When oxygen is unavailable or in short supply, your cells can’t run the electron transport chain. Glycolysis still works, but the pyruvate it produces gets converted into lactic acid instead of entering the mitochondria. This process, called lactic acid fermentation, yields only 2 ATP per glucose molecule, a dramatic drop from the 33 or so you get with oxygen. The conversion to lactic acid serves a specific purpose: it recycles the electron carriers (NADH back to NAD+) so glycolysis can keep running and producing those 2 ATP molecules. This is what happens in your muscle cells during intense exercise when oxygen delivery can’t keep up with demand.

Some microorganisms use anaerobic respiration differently. Certain marine bacteria, for example, use sulfate instead of oxygen as their final electron acceptor, producing hydrogen sulfide (the rotten-egg smell) as a byproduct instead of water. The basic principle is the same: electrons flow down a chain, energy is captured, and something at the end accepts the electrons.

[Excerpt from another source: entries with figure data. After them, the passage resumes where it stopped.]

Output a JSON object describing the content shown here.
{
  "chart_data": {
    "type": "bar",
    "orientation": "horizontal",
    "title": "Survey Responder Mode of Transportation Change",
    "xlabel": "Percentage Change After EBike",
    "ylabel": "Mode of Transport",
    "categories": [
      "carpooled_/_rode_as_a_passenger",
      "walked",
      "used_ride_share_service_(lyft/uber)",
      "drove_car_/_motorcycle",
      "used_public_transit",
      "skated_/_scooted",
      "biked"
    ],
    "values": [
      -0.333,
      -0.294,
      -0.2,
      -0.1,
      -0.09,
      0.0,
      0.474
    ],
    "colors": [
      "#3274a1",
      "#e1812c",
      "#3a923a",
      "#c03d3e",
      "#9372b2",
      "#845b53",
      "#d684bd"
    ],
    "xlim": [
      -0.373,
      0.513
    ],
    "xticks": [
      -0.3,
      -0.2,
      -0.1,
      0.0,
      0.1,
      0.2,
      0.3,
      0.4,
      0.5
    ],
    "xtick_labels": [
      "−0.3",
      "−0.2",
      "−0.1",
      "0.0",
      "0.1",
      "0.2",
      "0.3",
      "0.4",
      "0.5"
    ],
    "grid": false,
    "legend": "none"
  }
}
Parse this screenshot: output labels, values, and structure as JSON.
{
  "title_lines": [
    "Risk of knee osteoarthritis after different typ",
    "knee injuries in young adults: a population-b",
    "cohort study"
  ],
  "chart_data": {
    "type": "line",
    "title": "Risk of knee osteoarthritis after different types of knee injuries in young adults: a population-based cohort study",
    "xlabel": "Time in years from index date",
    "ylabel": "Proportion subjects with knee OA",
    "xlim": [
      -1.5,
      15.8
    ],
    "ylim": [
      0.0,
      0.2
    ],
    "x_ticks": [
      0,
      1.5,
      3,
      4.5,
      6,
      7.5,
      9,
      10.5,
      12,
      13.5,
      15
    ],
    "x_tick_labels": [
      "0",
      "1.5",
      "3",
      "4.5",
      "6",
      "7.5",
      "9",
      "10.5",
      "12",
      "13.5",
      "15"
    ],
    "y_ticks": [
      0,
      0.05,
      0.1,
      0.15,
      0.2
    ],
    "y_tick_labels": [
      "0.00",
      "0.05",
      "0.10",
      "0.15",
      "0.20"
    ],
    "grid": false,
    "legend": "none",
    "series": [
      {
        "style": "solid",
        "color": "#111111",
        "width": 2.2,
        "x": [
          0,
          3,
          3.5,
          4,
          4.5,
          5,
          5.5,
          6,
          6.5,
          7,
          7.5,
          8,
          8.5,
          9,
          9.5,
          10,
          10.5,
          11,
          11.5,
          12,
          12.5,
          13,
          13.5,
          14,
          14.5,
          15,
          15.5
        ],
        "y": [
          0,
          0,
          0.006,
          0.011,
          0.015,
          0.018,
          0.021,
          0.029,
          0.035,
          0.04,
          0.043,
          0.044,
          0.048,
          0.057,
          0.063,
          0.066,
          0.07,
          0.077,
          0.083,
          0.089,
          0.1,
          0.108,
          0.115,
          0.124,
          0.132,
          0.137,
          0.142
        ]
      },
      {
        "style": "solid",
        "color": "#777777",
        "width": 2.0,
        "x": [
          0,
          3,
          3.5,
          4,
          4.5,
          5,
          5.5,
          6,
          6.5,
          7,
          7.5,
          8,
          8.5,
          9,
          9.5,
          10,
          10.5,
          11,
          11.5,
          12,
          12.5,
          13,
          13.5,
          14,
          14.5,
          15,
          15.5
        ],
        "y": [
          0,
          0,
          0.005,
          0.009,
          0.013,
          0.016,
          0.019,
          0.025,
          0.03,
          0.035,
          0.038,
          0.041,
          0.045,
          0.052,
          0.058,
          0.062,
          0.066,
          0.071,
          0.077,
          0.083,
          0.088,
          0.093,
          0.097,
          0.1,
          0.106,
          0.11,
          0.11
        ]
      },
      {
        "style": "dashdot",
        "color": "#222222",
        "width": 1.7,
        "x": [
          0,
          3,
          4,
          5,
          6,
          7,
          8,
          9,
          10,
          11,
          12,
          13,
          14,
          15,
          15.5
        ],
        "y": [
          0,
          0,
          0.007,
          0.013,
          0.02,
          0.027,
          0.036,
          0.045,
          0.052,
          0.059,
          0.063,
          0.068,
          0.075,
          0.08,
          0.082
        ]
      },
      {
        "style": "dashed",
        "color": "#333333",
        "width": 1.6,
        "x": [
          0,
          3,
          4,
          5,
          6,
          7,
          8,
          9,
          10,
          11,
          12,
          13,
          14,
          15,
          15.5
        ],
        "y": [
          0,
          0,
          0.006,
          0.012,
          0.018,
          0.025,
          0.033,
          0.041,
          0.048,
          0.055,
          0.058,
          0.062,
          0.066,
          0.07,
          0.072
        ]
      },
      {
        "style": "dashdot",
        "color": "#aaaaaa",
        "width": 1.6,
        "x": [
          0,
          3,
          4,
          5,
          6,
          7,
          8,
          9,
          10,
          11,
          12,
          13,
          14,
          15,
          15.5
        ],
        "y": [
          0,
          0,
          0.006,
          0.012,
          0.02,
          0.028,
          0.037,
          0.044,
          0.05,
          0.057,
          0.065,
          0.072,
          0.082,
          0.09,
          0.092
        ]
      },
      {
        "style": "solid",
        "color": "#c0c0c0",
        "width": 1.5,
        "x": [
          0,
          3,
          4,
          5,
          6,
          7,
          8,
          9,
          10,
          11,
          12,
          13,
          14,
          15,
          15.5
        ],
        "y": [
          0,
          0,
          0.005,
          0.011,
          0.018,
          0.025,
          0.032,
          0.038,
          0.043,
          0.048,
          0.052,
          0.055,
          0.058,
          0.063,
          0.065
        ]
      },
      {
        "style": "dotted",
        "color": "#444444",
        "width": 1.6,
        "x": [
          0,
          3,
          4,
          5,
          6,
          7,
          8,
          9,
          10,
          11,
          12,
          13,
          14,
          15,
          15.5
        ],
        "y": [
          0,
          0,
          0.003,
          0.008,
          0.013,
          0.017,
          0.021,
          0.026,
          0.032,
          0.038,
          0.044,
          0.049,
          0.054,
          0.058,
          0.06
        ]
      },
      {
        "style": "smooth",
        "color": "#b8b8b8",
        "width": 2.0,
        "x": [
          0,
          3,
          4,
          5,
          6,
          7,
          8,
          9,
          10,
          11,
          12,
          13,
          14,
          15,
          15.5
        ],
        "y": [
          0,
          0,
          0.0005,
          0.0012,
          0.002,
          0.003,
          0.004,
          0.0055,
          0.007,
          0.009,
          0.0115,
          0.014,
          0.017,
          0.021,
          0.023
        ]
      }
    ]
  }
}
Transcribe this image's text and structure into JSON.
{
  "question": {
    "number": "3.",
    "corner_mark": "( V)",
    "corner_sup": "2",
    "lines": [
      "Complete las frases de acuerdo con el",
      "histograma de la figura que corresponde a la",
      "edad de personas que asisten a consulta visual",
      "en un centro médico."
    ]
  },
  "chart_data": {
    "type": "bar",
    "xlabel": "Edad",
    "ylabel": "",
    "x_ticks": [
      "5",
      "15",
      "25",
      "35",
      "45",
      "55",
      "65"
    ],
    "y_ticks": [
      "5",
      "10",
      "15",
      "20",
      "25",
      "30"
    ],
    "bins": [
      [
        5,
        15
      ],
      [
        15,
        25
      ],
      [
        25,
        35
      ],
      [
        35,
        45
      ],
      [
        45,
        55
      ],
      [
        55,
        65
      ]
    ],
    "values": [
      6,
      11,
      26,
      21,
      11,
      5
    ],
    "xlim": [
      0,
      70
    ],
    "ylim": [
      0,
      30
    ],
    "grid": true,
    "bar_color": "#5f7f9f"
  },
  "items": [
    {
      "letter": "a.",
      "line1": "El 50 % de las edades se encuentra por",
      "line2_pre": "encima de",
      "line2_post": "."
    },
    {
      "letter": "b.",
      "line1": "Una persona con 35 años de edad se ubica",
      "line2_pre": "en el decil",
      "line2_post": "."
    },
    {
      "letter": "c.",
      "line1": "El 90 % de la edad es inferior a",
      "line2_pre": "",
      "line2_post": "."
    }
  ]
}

What changes is the final product.

How It All Adds Up

For a single glucose molecule fully oxidized through aerobic respiration, the complete inventory of products looks like this:

  • 6 carbon dioxide molecules, released during the citric acid cycle and the step just before it
  • 6 water molecules, formed at the end of the electron transport chain
  • Up to ~33 ATP molecules, produced across all three stages
  • Heat, accounting for about 62% of the original energy in glucose

Your body runs through hundreds of grams of ATP every day, constantly breaking it down for energy and rebuilding it through respiration. The carbon dioxide leaves through your lungs, the water joins your body’s fluid supply, and the heat keeps you at 37°C. Every breath you take and every bite of food you eat feeds directly into this cycle.